Bahaya Miras Sebagai Sumber Kejahatan
Ilustrasi Miras (Pexels/Valeria Boltneva)

INIKALSEL.COM – Bahaya miras (minuman keras) atau khamar sebagai sumber kejahatan. Dilansir melalui Instagram @nuonline_id, Syekh Mushthafa Al-Maraghi (wafat 1371 H) menyebut bahwa miras atau khamar bisa mengantar manusia pada permusuhan dan kekacauan sosial bahkan antara sahabat karib.

Hal ini karena saat manusia mengkonsumsi miras, maka ia akan kehilangan akal sehatnya sehingga ia tidak sadar dengan apa yang dilakukannya, termasuk bisa berkata buruk yang menyebabkan pertengkaran, kecelakaan, hingga melakukan kriminal.

Tak hanya berbahaya dari segi sosial, miras juga membawa mudarat dari segi kesehatan. Orang yang terus menerus mengkonsumsi miras dalam jangka panjang bisa menyebabkan kerusakan serius pada organ tubuh, sirosis hati, gangguan sistem saraf, dan hingga masalah kesehatan mental.

Sehingga orang yang terlalu banyak minum minuman yang memabukkan juga lebih rentan terhadap depresi dan kecemasan yang berlebihan.

Hal ini karena miras bisa membuat orang kecanduan.
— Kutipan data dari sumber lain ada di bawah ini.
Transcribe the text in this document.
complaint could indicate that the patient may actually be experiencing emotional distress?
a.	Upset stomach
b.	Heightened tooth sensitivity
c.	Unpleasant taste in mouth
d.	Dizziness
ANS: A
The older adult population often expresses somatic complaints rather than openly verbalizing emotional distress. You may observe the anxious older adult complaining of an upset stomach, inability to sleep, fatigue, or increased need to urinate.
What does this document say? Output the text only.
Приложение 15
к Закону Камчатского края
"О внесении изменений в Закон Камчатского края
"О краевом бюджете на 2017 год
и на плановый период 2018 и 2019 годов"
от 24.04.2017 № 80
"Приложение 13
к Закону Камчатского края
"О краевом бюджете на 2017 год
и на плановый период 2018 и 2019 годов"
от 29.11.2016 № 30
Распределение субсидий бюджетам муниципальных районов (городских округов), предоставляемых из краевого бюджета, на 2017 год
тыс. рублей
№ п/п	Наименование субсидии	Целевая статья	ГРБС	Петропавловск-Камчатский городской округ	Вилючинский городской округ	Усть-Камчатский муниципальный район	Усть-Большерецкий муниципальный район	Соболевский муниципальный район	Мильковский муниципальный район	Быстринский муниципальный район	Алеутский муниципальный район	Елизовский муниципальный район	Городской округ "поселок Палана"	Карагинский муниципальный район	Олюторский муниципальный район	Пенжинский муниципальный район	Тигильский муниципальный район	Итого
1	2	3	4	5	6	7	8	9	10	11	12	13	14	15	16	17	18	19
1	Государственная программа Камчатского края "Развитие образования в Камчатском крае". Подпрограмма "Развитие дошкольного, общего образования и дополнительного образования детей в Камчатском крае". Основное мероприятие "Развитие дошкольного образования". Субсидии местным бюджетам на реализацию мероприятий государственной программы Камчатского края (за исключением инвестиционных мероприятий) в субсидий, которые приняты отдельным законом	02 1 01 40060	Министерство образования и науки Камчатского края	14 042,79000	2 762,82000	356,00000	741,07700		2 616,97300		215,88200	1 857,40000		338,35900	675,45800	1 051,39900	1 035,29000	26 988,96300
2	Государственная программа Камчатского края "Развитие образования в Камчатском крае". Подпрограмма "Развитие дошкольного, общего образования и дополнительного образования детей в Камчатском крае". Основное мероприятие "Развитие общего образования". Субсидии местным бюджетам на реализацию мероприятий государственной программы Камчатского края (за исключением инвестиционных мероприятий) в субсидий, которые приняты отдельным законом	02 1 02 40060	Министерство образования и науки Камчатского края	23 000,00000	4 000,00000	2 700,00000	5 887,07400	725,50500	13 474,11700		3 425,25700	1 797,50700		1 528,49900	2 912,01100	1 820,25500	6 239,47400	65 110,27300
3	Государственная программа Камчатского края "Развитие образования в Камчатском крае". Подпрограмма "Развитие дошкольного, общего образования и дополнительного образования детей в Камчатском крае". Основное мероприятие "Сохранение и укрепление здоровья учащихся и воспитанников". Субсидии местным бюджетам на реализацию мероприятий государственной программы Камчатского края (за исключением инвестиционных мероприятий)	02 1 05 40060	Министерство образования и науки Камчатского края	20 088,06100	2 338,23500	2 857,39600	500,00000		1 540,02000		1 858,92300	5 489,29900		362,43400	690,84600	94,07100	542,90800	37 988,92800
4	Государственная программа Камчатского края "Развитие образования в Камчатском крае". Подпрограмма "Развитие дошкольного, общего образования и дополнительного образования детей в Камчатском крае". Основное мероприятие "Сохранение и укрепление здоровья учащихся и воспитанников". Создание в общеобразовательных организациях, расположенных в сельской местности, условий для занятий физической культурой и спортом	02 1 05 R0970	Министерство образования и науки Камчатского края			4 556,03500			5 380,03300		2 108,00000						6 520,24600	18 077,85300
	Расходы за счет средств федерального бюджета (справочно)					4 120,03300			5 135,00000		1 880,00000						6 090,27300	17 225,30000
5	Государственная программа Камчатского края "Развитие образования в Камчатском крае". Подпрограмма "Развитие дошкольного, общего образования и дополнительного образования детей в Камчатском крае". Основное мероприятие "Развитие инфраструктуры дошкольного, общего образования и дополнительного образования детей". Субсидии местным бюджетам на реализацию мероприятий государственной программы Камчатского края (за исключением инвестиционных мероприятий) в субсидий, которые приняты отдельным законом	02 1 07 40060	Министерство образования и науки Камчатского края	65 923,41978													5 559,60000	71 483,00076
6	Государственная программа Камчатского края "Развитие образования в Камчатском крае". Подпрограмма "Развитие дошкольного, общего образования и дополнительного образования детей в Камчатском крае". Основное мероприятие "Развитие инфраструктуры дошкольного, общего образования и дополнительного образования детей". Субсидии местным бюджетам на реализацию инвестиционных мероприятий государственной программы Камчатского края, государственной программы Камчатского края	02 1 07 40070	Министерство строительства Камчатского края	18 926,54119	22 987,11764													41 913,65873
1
Sehingga ia merasa bergantung dan ingin terus minum. Hingga akhirnya tanpa sadar sudah minum terlalu banyak. Parahnya, ia juga menjadi kesulitan untuk melepaskan diri dari kebiasaan buruk ini.

Banyaknya mudarat yang ditimbulkannya dari segi sosial maupun kesehatan membuat miras diharamkan dalam islam. Larangan umat muslim dalam meminum khamar dalam perspektif islam bukan hanya sebagai bentuk pengendalian diri, tetapi juga untuk menjaga kehormatan dan kebaikan umat.

Senada dengan Syekh Mushthafa Al-Maraghi, Syekh Nawawi juga menyebut dalam tafsirnya bahwa miras adalah zat yang merusak akal dan kesadaran. Sehingga bisa menyebabkan seseorang jauh dari ketakwaan dan kehormatan diri.

Sehingga dapat disimpulkan bahwa bahaya miras dari perspektif maqashid syariah adalah sebagai ummul khaba’its (induk segala keburukan) yang melingkupi fisik, psikis, mental, sosial-ekonomi, hingga aspek spiritual seseorang. Sehingga tak heran bila pengharaman khamar ini juga telah disebut hingga empat kali dalam Al-Qur’an.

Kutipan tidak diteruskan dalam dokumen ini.